There’s an interesting article on ZDNet here, quoting some supposed big-wig security guy – Howard Schmidt – asserting that programmers should be held personally responsible for bugs in the code they write.
It’s a very controversial topic, especially amongst the programmers themselves – let’s face it, we all know how much our code can suck, and we sure as hell don’t want to cop the consequences of it. Unfortunately, saving face or legal liability is not a valid excuse in and of itself. From a user’s point of view, it’s pretty simple – someone from company XYZ sold them ABC which is buggy. Company XYZ is responsible for that bug. Any sale carries with it some presumption of reasonable quality – if you buy a TV from a store and it can’t tune in to UHF properly, you’d bloody well take it back; you don’t just say “oh well, it happens”. You hold the store selling it to you responsible (and they in turn pass the buck to the manufacturer or distributor, etc). Software really has no right to be any different.
Once you’ve narrowed the blame down to the company, where it is likely wholly deserved, the breakdown is no longer clear nor singular. The company should have processes in place to prevent errors. They should promote good design & implementation practices, perform appropriate quality evaluation and control on outgoing software, etc. They are partially liable for any one mistake made by any of their employees.
But ultimately someone screwed up to cause the error to start with. Now, to be fair, like any screw up it can be unintentional and – in fairness – unavoidable. If the programmer is insufficiently trained, was under ridiculous constraints (“I don’t care when you think it’ll be finished, we need it tomorrow”), etc… then yeah, fair enough, I think people can forgive them a bit. But being forgiven is a far cry from not being responsible.
Personally I don’t concern myself with code quality as much as I’d like, but more than most people. I like elegant, simple designs with as few code and data paths as possible, because that eases testing and promotes stable code. And I do test my code reasonably well, but primarily only on expected behaviours and blatantly obvious failures. It is of course the subtle test scenarios which reveal those tricky errors. The problem is balance – I want to produce something in finite time, and quality is, after all, just another variable to be traded around. 90% may be good enough for a little hack if it saves half the time of achieving 95%. If I’m going to write some code for the space shuttle, I’m going to insist on at least five 9’s, and damn the expense. The right requirements for the job.
But this doesn’t absolve me from responsibility. I make the trade off consciously, knowing full well the risks involved in less than perfect code. And I take it on the chin when things do go sour. There’s no way out of it. My code, my decision – whether I want to admit it or not – to trade off quality for something else.

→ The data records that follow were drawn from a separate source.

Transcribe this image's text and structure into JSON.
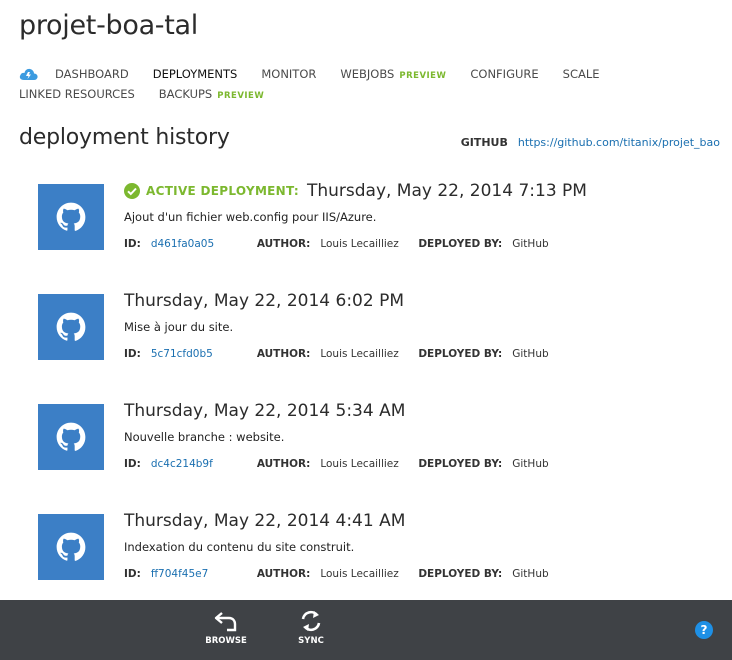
{
  "page": {
    "title": "projet-boa-tal"
  },
  "nav": {
    "row1": [
      {
        "label": "DASHBOARD"
      },
      {
        "label": "DEPLOYMENTS",
        "active": true
      },
      {
        "label": "MONITOR"
      },
      {
        "label": "WEBJOBS",
        "preview": "PREVIEW"
      },
      {
        "label": "CONFIGURE"
      },
      {
        "label": "SCALE"
      }
    ],
    "row2": [
      {
        "label": "LINKED RESOURCES"
      },
      {
        "label": "BACKUPS",
        "preview": "PREVIEW"
      }
    ]
  },
  "history": {
    "title": "deployment history",
    "repo_label": "GITHUB",
    "repo_url": "https://github.com/titanix/projet_bao"
  },
  "labels": {
    "id": "ID:",
    "author": "AUTHOR:",
    "deployed_by": "DEPLOYED BY:",
    "active": "ACTIVE DEPLOYMENT:"
  },
  "deployments": [
    {
      "active": true,
      "date": "Thursday, May 22, 2014 7:13 PM",
      "message": "Ajout d'un fichier web.config pour IIS/Azure.",
      "id": "d461fa0a05",
      "author": "Louis Lecailliez",
      "deployed_by": "GitHub"
    },
    {
      "active": false,
      "date": "Thursday, May 22, 2014 6:02 PM",
      "message": "Mise à jour du site.",
      "id": "5c71cfd0b5",
      "author": "Louis Lecailliez",
      "deployed_by": "GitHub"
    },
    {
      "active": false,
      "date": "Thursday, May 22, 2014 5:34 AM",
      "message": "Nouvelle branche : website.",
      "id": "dc4c214b9f",
      "author": "Louis Lecailliez",
      "deployed_by": "GitHub"
    },
    {
      "active": false,
      "date": "Thursday, May 22, 2014 4:41 AM",
      "message": "Indexation du contenu du site construit.",
      "id": "ff704f45e7",
      "author": "Louis Lecailliez",
      "deployed_by": "GitHub"
    }
  ],
  "bottombar": {
    "browse": "BROWSE",
    "sync": "SYNC",
    "help": "?"
  }
}
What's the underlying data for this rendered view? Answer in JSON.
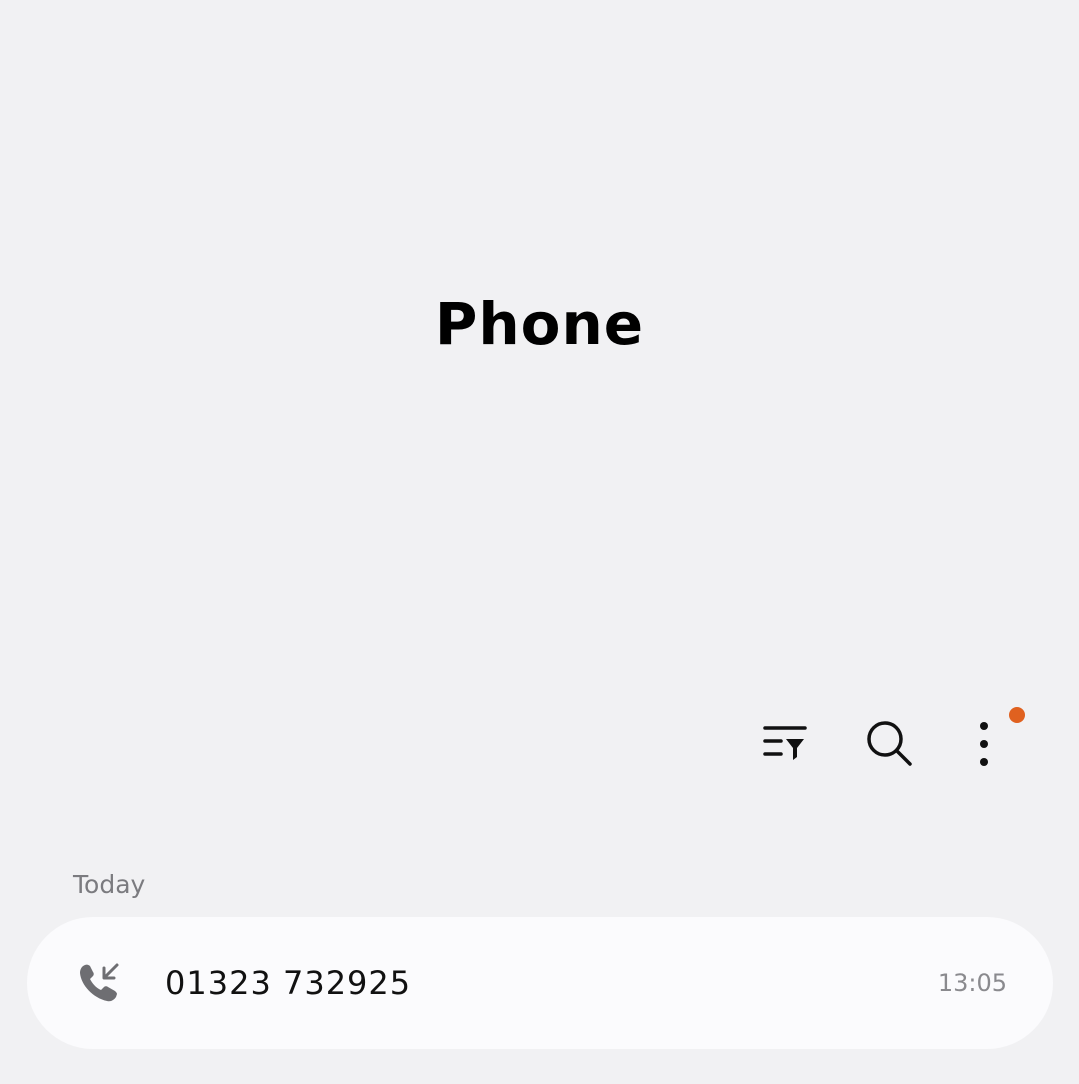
{
  "app": {
    "title": "Phone"
  },
  "toolbar": {
    "filter_icon": "filter-list-icon",
    "search_icon": "search-icon",
    "more_icon": "more-vertical-icon",
    "notification_dot_color": "#e0611f"
  },
  "recents": {
    "section_label": "Today",
    "calls": [
      {
        "type_icon": "incoming-call-icon",
        "number": "01323 732925",
        "time": "13:05"
      }
    ]
  }
}
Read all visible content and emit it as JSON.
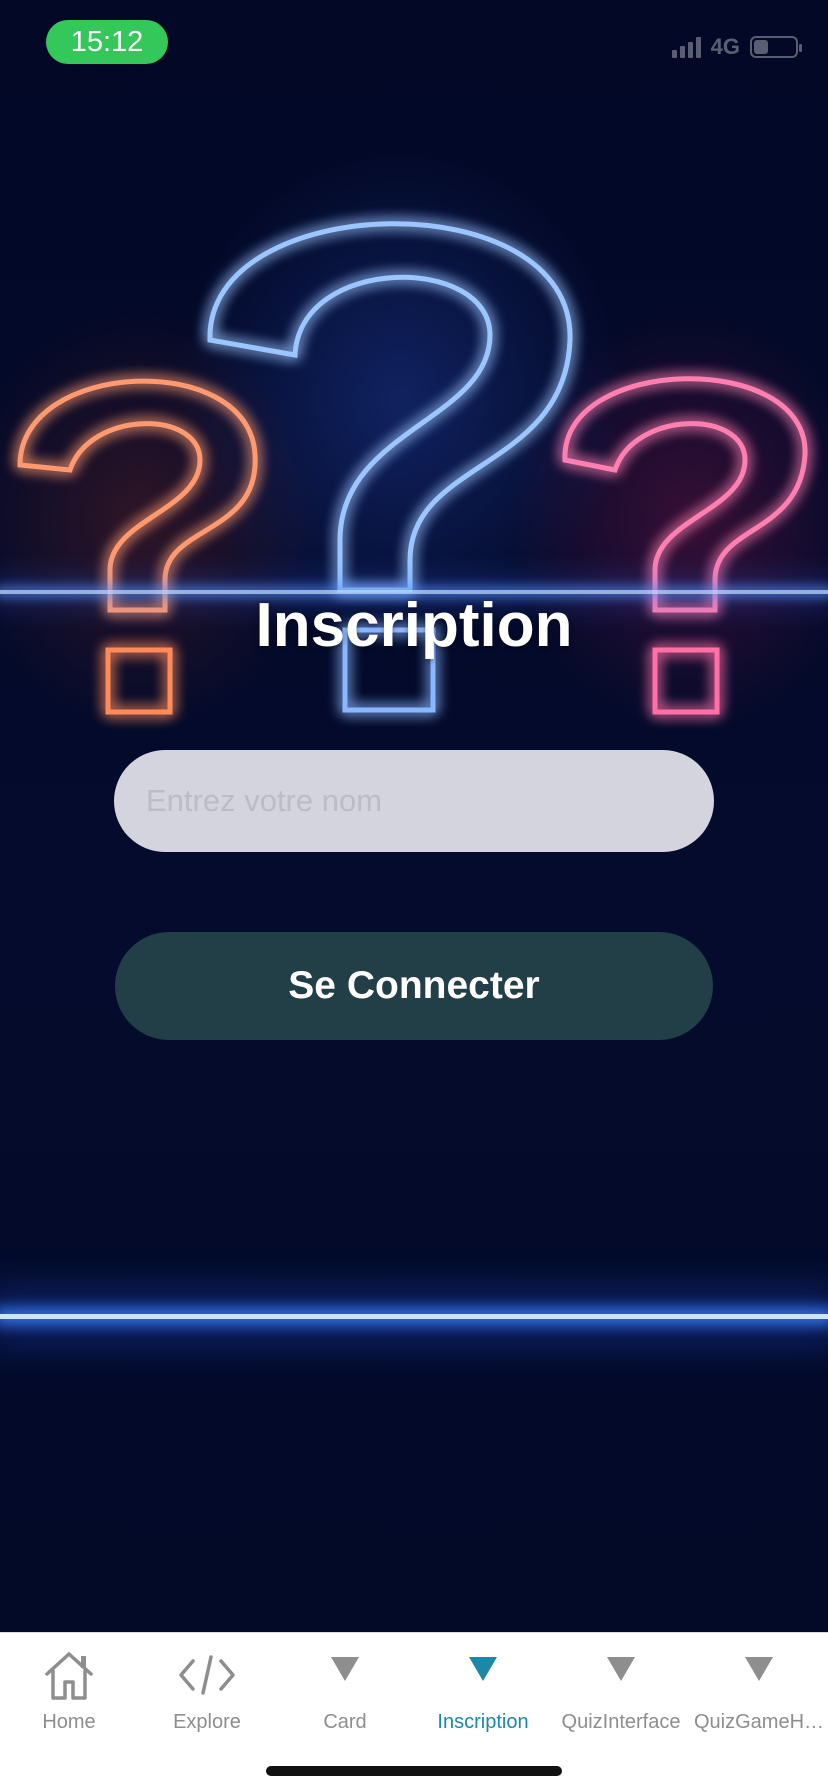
{
  "status_bar": {
    "time": "15:12",
    "network": "4G",
    "battery_level": 0.35
  },
  "page": {
    "title": "Inscription",
    "name_input": {
      "placeholder": "Entrez votre nom",
      "value": ""
    },
    "connect_button": "Se Connecter"
  },
  "tab_bar": {
    "active_index": 3,
    "active_color": "#1a88a8",
    "inactive_color": "#8e8e8e",
    "tabs": [
      {
        "label": "Home",
        "icon": "home-icon"
      },
      {
        "label": "Explore",
        "icon": "code-icon"
      },
      {
        "label": "Card",
        "icon": "triangle-down-icon"
      },
      {
        "label": "Inscription",
        "icon": "triangle-down-icon"
      },
      {
        "label": "QuizInterface",
        "icon": "triangle-down-icon"
      },
      {
        "label": "QuizGameH…",
        "icon": "triangle-down-icon"
      }
    ]
  },
  "colors": {
    "status_pill": "#34c759",
    "button_bg": "#223e47",
    "background": "#020a26"
  }
}
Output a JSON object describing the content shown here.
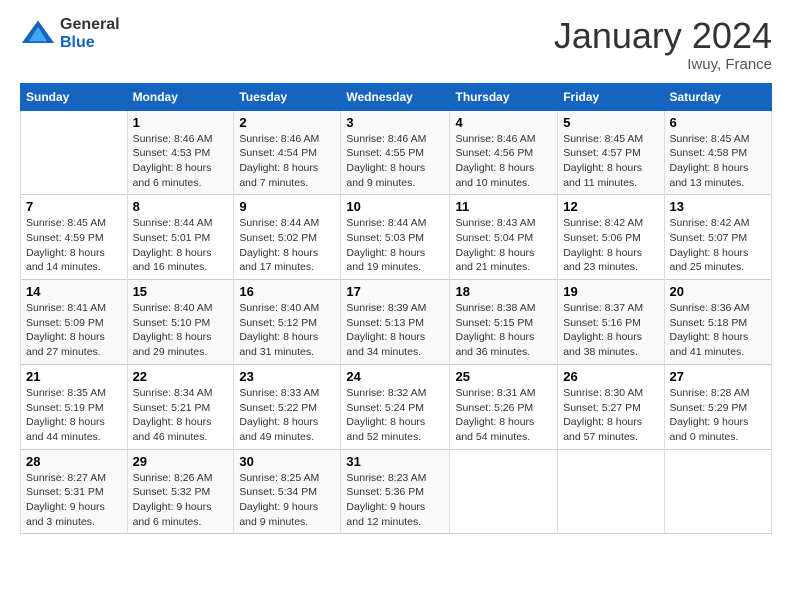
{
  "logo": {
    "general": "General",
    "blue": "Blue"
  },
  "title": "January 2024",
  "location": "Iwuy, France",
  "days_header": [
    "Sunday",
    "Monday",
    "Tuesday",
    "Wednesday",
    "Thursday",
    "Friday",
    "Saturday"
  ],
  "weeks": [
    [
      {
        "day": "",
        "content": ""
      },
      {
        "day": "1",
        "content": "Sunrise: 8:46 AM\nSunset: 4:53 PM\nDaylight: 8 hours\nand 6 minutes."
      },
      {
        "day": "2",
        "content": "Sunrise: 8:46 AM\nSunset: 4:54 PM\nDaylight: 8 hours\nand 7 minutes."
      },
      {
        "day": "3",
        "content": "Sunrise: 8:46 AM\nSunset: 4:55 PM\nDaylight: 8 hours\nand 9 minutes."
      },
      {
        "day": "4",
        "content": "Sunrise: 8:46 AM\nSunset: 4:56 PM\nDaylight: 8 hours\nand 10 minutes."
      },
      {
        "day": "5",
        "content": "Sunrise: 8:45 AM\nSunset: 4:57 PM\nDaylight: 8 hours\nand 11 minutes."
      },
      {
        "day": "6",
        "content": "Sunrise: 8:45 AM\nSunset: 4:58 PM\nDaylight: 8 hours\nand 13 minutes."
      }
    ],
    [
      {
        "day": "7",
        "content": "Sunrise: 8:45 AM\nSunset: 4:59 PM\nDaylight: 8 hours\nand 14 minutes."
      },
      {
        "day": "8",
        "content": "Sunrise: 8:44 AM\nSunset: 5:01 PM\nDaylight: 8 hours\nand 16 minutes."
      },
      {
        "day": "9",
        "content": "Sunrise: 8:44 AM\nSunset: 5:02 PM\nDaylight: 8 hours\nand 17 minutes."
      },
      {
        "day": "10",
        "content": "Sunrise: 8:44 AM\nSunset: 5:03 PM\nDaylight: 8 hours\nand 19 minutes."
      },
      {
        "day": "11",
        "content": "Sunrise: 8:43 AM\nSunset: 5:04 PM\nDaylight: 8 hours\nand 21 minutes."
      },
      {
        "day": "12",
        "content": "Sunrise: 8:42 AM\nSunset: 5:06 PM\nDaylight: 8 hours\nand 23 minutes."
      },
      {
        "day": "13",
        "content": "Sunrise: 8:42 AM\nSunset: 5:07 PM\nDaylight: 8 hours\nand 25 minutes."
      }
    ],
    [
      {
        "day": "14",
        "content": "Sunrise: 8:41 AM\nSunset: 5:09 PM\nDaylight: 8 hours\nand 27 minutes."
      },
      {
        "day": "15",
        "content": "Sunrise: 8:40 AM\nSunset: 5:10 PM\nDaylight: 8 hours\nand 29 minutes."
      },
      {
        "day": "16",
        "content": "Sunrise: 8:40 AM\nSunset: 5:12 PM\nDaylight: 8 hours\nand 31 minutes."
      },
      {
        "day": "17",
        "content": "Sunrise: 8:39 AM\nSunset: 5:13 PM\nDaylight: 8 hours\nand 34 minutes."
      },
      {
        "day": "18",
        "content": "Sunrise: 8:38 AM\nSunset: 5:15 PM\nDaylight: 8 hours\nand 36 minutes."
      },
      {
        "day": "19",
        "content": "Sunrise: 8:37 AM\nSunset: 5:16 PM\nDaylight: 8 hours\nand 38 minutes."
      },
      {
        "day": "20",
        "content": "Sunrise: 8:36 AM\nSunset: 5:18 PM\nDaylight: 8 hours\nand 41 minutes."
      }
    ],
    [
      {
        "day": "21",
        "content": "Sunrise: 8:35 AM\nSunset: 5:19 PM\nDaylight: 8 hours\nand 44 minutes."
      },
      {
        "day": "22",
        "content": "Sunrise: 8:34 AM\nSunset: 5:21 PM\nDaylight: 8 hours\nand 46 minutes."
      },
      {
        "day": "23",
        "content": "Sunrise: 8:33 AM\nSunset: 5:22 PM\nDaylight: 8 hours\nand 49 minutes."
      },
      {
        "day": "24",
        "content": "Sunrise: 8:32 AM\nSunset: 5:24 PM\nDaylight: 8 hours\nand 52 minutes."
      },
      {
        "day": "25",
        "content": "Sunrise: 8:31 AM\nSunset: 5:26 PM\nDaylight: 8 hours\nand 54 minutes."
      },
      {
        "day": "26",
        "content": "Sunrise: 8:30 AM\nSunset: 5:27 PM\nDaylight: 8 hours\nand 57 minutes."
      },
      {
        "day": "27",
        "content": "Sunrise: 8:28 AM\nSunset: 5:29 PM\nDaylight: 9 hours\nand 0 minutes."
      }
    ],
    [
      {
        "day": "28",
        "content": "Sunrise: 8:27 AM\nSunset: 5:31 PM\nDaylight: 9 hours\nand 3 minutes."
      },
      {
        "day": "29",
        "content": "Sunrise: 8:26 AM\nSunset: 5:32 PM\nDaylight: 9 hours\nand 6 minutes."
      },
      {
        "day": "30",
        "content": "Sunrise: 8:25 AM\nSunset: 5:34 PM\nDaylight: 9 hours\nand 9 minutes."
      },
      {
        "day": "31",
        "content": "Sunrise: 8:23 AM\nSunset: 5:36 PM\nDaylight: 9 hours\nand 12 minutes."
      },
      {
        "day": "",
        "content": ""
      },
      {
        "day": "",
        "content": ""
      },
      {
        "day": "",
        "content": ""
      }
    ]
  ]
}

As a final end-note, I found it extremely interesting that the ZDNet poll on this topic shows that just 5% of respondents think programmers should be responsible – nearly 60% think it’s the company’s fault, and the remainder think “bugs just happen”. Sorry… “some men see things as they are, and ask why… I see things that never were, and ask why not?” Okay, so that’s a slight misuse of that quote, but it’s a bloody good one, and it does carry some weight in this situation. The world is not changed by acceptance, it is changed by defiance. We must always challenge ourselves to better ourselves, and never accept mediocrity.